Appel à contribution • Les paradoxes de l’éphémère, mai 2012, Toulouse

LES PARADOXES DE L’ÉPHÉMÈRE. LITTÉRATURE. ARTS. SOCIÉTÉ.
Date prévue : mai 2012

Spécialités ciblées : Littérature, Arts, Philosophie, Études intersémiotiques.
Période étudiée : XXe-XXIe siècle.

Date limite de réponse à l’appel : 15 septembre 2011

« Mais qu’est-ce que signifie "éphémère" ?
Ça signifie "qui est menacé de disparition prochaine" » Le Petit Prince

Le papillon, la fleur, l’homme pour les Antiques : voués à la disparition, les éphémères ne font que passer. Le mot lui-même échappe à toute définition. On ne retient de lui que synonymes et périphrases : il est ce moment passager, fugitif, provisoire, fragile et transitoire qui s’échappe sans qu’on puisse le retenir. Il est un temps de passage où se perçoit la complexité du temps présent et de l’instant vécu.

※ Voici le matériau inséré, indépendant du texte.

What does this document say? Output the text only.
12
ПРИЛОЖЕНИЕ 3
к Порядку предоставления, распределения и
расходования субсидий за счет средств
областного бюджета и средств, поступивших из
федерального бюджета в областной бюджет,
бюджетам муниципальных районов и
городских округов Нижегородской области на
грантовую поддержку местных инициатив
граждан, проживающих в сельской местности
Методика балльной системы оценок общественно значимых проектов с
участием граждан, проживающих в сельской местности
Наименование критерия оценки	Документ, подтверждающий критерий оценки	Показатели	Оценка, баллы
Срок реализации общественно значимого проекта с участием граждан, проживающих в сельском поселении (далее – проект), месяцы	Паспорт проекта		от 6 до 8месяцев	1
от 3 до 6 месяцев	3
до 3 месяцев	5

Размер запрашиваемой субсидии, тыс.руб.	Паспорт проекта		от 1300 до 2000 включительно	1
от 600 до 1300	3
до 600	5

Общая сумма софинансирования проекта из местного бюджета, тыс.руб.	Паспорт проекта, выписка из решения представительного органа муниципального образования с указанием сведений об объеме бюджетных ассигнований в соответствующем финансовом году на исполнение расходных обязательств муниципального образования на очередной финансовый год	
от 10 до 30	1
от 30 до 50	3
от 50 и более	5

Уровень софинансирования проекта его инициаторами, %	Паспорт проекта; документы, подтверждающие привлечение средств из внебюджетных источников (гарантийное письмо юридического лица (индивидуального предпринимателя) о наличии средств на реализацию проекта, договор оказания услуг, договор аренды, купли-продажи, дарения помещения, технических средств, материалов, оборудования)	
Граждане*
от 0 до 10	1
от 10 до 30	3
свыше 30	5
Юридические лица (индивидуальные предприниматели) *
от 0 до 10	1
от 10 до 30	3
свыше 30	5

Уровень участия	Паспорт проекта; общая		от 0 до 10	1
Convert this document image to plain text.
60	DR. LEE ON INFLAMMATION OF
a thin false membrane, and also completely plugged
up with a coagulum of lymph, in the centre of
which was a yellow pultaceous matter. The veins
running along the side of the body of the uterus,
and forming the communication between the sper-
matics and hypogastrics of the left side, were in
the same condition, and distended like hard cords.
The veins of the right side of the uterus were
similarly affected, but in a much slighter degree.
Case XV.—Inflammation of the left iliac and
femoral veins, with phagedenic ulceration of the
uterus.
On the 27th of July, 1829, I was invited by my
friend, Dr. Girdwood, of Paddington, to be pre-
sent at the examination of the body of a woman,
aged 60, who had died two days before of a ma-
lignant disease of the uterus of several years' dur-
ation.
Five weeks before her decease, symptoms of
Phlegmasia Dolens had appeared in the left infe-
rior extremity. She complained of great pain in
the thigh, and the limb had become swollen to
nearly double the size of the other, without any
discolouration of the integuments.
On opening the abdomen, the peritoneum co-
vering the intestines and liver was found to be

Nous proposons de considérer l’éphémère - moment de transition, instant d’inflexion - comme une notion paradoxale, dans la mesure où il incarne nos devenirs et où il se donne aussi comme un aléa susceptible de détourner le cours des choses. Nous nous intéresserons à ce qui fonde le paradoxe de l’éphémère : l’articulation problématique du continu et du discontinu qui transparaît dans l’« instant de vie », la tension entre le ponctuel et la durée, la fulgurance épiphanique et le flux de conscience.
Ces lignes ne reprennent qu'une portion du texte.